Lawmakers voted Thursday to subpoena nine companies responsible for analyzing the most dangerous food entering the country as part of an investigation that gained more urgency with an outbreak of salmonella from tomatoes.

For months, a House Energy and Commerce subcommittee has investigated the possible circumvention of government import alerts. Foods posing a potential danger can enter the marketplace only after a laboratory has determined that they are safe, according to Food and Drug Administration rules. But investigators have been told that it is a routine practice for private labs to test food until a clean result is obtained.

"This repeated testing is done without FDA knowledge that potentially dangerous food has been imported into this country and has entered commerce," said Rep. Bart Stupak, D-Mich., and chairman of the House subcommittee that authorized the subpoenas.

Stupak said nine of 10 companies declined to submit information voluntarily out of concern that the food import companies that hire them would then sue them for breaching confidentiality agreements. The records sought related to testing of food found not to meet FDA standards for import into the U.S.

After the 10-0 vote to issue the subpoenas, lawmakers heard from an array of witnesses critical of the FDA's strategy for improving food safety. The hearing took place as the agency deals with an outbreak of salmonella that has sickened 167 people in 17 states.

Lawmakers said they were frustrated that the agency had yet to identify the source of the contamination and stressed that they were alarmed about yet another outbreak. Citing previous safety issues with spinach, seafood and cantaloupes, they made clear that some blame for the pattern lies with the FDA.

"You've had time," said Rep. Marsha Blackburn, R-Tenn. "We're still waiting."

The FDA is responsible for ensuring the safety of about 80 percent of the nation's food supply — virtually all foods except for meat, poultry and eggs.
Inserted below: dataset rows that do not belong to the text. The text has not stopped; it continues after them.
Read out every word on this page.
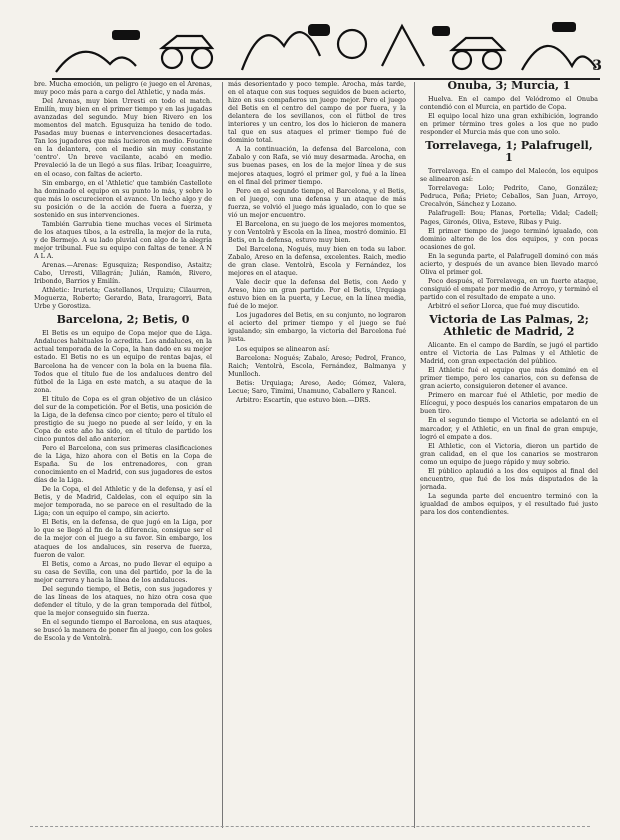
3

bre. Mucha emoción, un peligro (e juego en el Arenas, muy poco más para a cargo del Athletic, y nada más.

Del Arenas, muy bien Urresti en todo el match. Emilín, muy bien en el primer tiempo y en las jugadas avanzadas del segundo. Muy bien Rivero en los momentos del match. Egusquiza ha tenido de todo. Pasadas muy buenas e intervenciones desacertadas. Tan los jugadores que más lucieron en medio. Foucine en la delantera, con el medio sin muy constante 'centro'. Un breve vacilante, acabó en medio. Prevaleció la de un llegó a sus filas. Iribar, Iceaguirre, en el ocaso, con faltas de acierto.

Sin embargo, en el 'Athletic' que también Castellote ha dominado el equipo en su punto lo más, y sobre lo que más lo oscurecieron el avance. Un lecho algo y de su posición o de la acción de fuera a fuerza, y sostenido en sus intervenciones.

También Garrubia tiene muchas veces el Sirimeta de los ataques tibos, a la estrella, la mejor de la ruta, y de Bermejo. A su lado pluvial con algo de la alegría mejor tribunal. Fue su equipo con faltas de tener. A N A L A.

Arenas.—Arenas: Egusquiza; Respondiso, Astaitz; Cabo, Urresti, Villagrán; Julián, Ramón, Rivero, Iribondo, Barrios y Emilín.

Athletic: Irurieta; Castellanos, Urquizu; Cilaurren, Moguerza, Roberto; Gerardo, Bata, Iraragorri, Bata Urbe y Gorostiza.

Barcelona, 2; Betis, 0

El Betis es un equipo de Copa mejor que de Liga. Andaluces habituales lo acredita. Los andaluces, en la actual temporada de la Copa, la han dado en su mejor estado. El Betis no es un equipo de rentas bajas, el Barcelona ha de vencer con la bola en la buena fila. Todos que el título fue de los andaluces dentro del fútbol de la Liga en este match, a su ataque de la zona.

El título de Copa es el gran objetivo de un clásico del sur de la competición. Por el Betis, una posición de la Liga, de la defensa cinco por ciento; pero el título el prestigio de su juego no puede al ser leído, y en la Copa de este año ha sido, en el título de partido los cinco puntos del año anterior.

Pero el Barcelona, con sus primeras clasificaciones de la Liga, hizo ahora con el Betis en la Copa de España. Su de los entrenadores, con gran conocimiento en el Madrid, con sus jugadores de estos días de la Liga.

De la Copa, el del Athletic y de la defensa, y así el Betis, y de Madrid, Caldelas, con el equipo sin la mejor temporada, no se parece en el resultado de la Liga; con un equipo el campo, sin acierto.

El Betis, en la defensa, de que jugó en la Liga, por lo que se llegó al fin de la diferencia, consigue ser el de la mejor con el juego a su favor. Sin embargo, los ataques de los andaluces, sin reserva de fuerza, fueron de valor.

El Betis, como a Arcas, no pudo llevar el equipo a su casa de Sevilla, con una del partido, por la de la mejor carrera y hacia la línea de los andaluces.

Del segundo tiempo, el Betis, con sus jugadores y de las líneas de los ataques, no hizo otra cosa que defender el título, y de la gran temporada del fútbol, que la mejor conseguido sin fuerza.

En el segundo tiempo el Barcelona, en sus ataques, se buscó la manera de poner fin al juego, con los goles de Escola y de Ventolrà.

más desorientado y poco temple. Arocha, más tarde, en el ataque con sus toques seguidos de buen acierto, hizo en sus compañeros un juego mejor. Pero el juego del Betis en el centro del campo de por fuera, y la delantera de los sevillanos, con el fútbol de tres interiores y un centro, los dos lo hicieron de manera tal que en sus ataques el primer tiempo fué de dominio total.

A la continuación, la defensa del Barcelona, con Zabalo y con Rafa, se vió muy desarmada. Arocha, en sus buenas pases, en los de la mejor línea y de sus mejores ataques, logró el primer gol, y fué a la línea en el final del primer tiempo.

Pero en el segundo tiempo, el Barcelona, y el Betis, en el juego, con una defensa y un ataque de más fuerza, se volvió el juego más igualado, con lo que se vió un mejor encuentro.

El Barcelona, en su juego de los mejores momentos, y con Ventolrà y Escola en la línea, mostró dominio. El Betis, en la defensa, estuvo muy bien.

Del Barcelona, Nogués, muy bien en toda su labor. Zabalo, Areso en la defensa, excelentes. Raich, medio de gran clase. Ventolrà, Escola y Fernández, los mejores en el ataque.

Vale decir que la defensa del Betis, con Aedo y Areso, hizo un gran partido. Por el Betis, Urquiaga estuvo bien en la puerta, y Lecue, en la línea media, fué de lo mejor.

Los jugadores del Betis, en su conjunto, no lograron el acierto del primer tiempo y el juego se fué igualando; sin embargo, la victoria del Barcelona fué justa.

Los equipos se alinearon así:

Barcelona: Nogués; Zabalo, Areso; Pedrol, Franco, Raich; Ventolrà, Escola, Fernández, Balmanya y Munlloch.

Betis: Urquiaga; Areso, Aedo; Gómez, Valera, Lecue; Saro, Timimi, Unamuno, Caballero y Rancel.

Arbitro: Escartín, que estuvo bien.—DRS.

Onuba, 3; Murcia, 1

Huelva. En el campo del Velódromo el Onuba contendió con el Murcia, en partido de Copa.

El equipo local hizo una gran exhibición, logrando en primer término tres goles a los que no pudo responder el Murcia más que con uno solo.

Torrelavega, 1; Palafrugell, 1

Torrelavega. En el campo del Malecón, los equipos se alinearon así:

Torrelavega: Lolo; Pedrito, Cano, González; Pedruca, Peña; Prieto; Ceballos, San Juan, Arroyo, Crecalvón, Sánchez y Lozano.

Palafrugell: Bou; Planas, Portella; Vidal; Cadell; Pages, Gironés, Oliva, Esteve, Ribas y Puig.

El primer tiempo de juego terminó igualado, con dominio alterno de los dos equipos, y con pocas ocasiones de gol.

En la segunda parte, el Palafrugell dominó con más acierto, y después de un avance bien llevado marcó Oliva el primer gol.

Poco después, el Torrelavega, en un fuerte ataque, consiguió el empate por medio de Arroyo, y terminó el partido con el resultado de empate a uno.

Arbitró el señor Llorca, que fué muy discutido.

Victoria de Las Palmas, 2; Athletic de Madrid, 2

Alicante. En el campo de Bardín, se jugó el partido entre el Victoria de Las Palmas y el Athletic de Madrid, con gran expectación del público.

El Athletic fué el equipo que más dominó en el primer tiempo, pero los canarios, con su defensa de gran acierto, consiguieron detener el avance.

Primero en marcar fué el Athletic, por medio de Elícegui, y poco después los canarios empataron de un buen tiro.

En el segundo tiempo el Victoria se adelantó en el marcador, y el Athletic, en un final de gran empuje, logró el empate a dos.

El Athletic, con el Victoria, dieron un partido de gran calidad, en el que los canarios se mostraron como un equipo de juego rápido y muy sobrio.

El público aplaudió a los dos equipos al final del encuentro, que fué de los más disputados de la jornada.

La segunda parte del encuentro terminó con la igualdad de ambos equipos, y el resultado fué justo para los dos contendientes.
It released a food protection plan in November 2007 that provided a blueprint for preventing and responding to food-borne illnesses.

The Government Accountability Office issued a report Thursday that the agency has provided few details on the resources and strategies required to enact the plan. For example, the agency has estimated that it would take five years to fully implement the plan but no timelines for the various strategies described.

"We continue to have concerns about FDA's lack of specificity on the necessary resources and strategies to fully implement the plan," the GAO concluded.

Stupak noted that the administration has recently called on Congress to add $275 million in funding for the FDA in the next fiscal year. About $125 million would go to food safety efforts.

"I strongly applaud this request, but we need to know far more details about how this money will be spent," Stupak said.

The nine companies getting subpoenas were ABC Research Corp. of Gainesville, Fla.; Analytical Food Laboratories Inc. of Grand Prairie, Texas; Central Analytical Laboratories Inc. of Metairie, La.; Certified Laboratories Inc. of Plainview, N.Y.; Michelson Laboratories Inc. of Commerce, Calif.; Microbac Laboratories Inc. of Wexford, Pa.; The National Food Laboratory Inc. of Dublin, Calif.; Northland Laboratories of Northbrook, Ill.; and Strasburger and Siegel Inc. of Hanover, Md.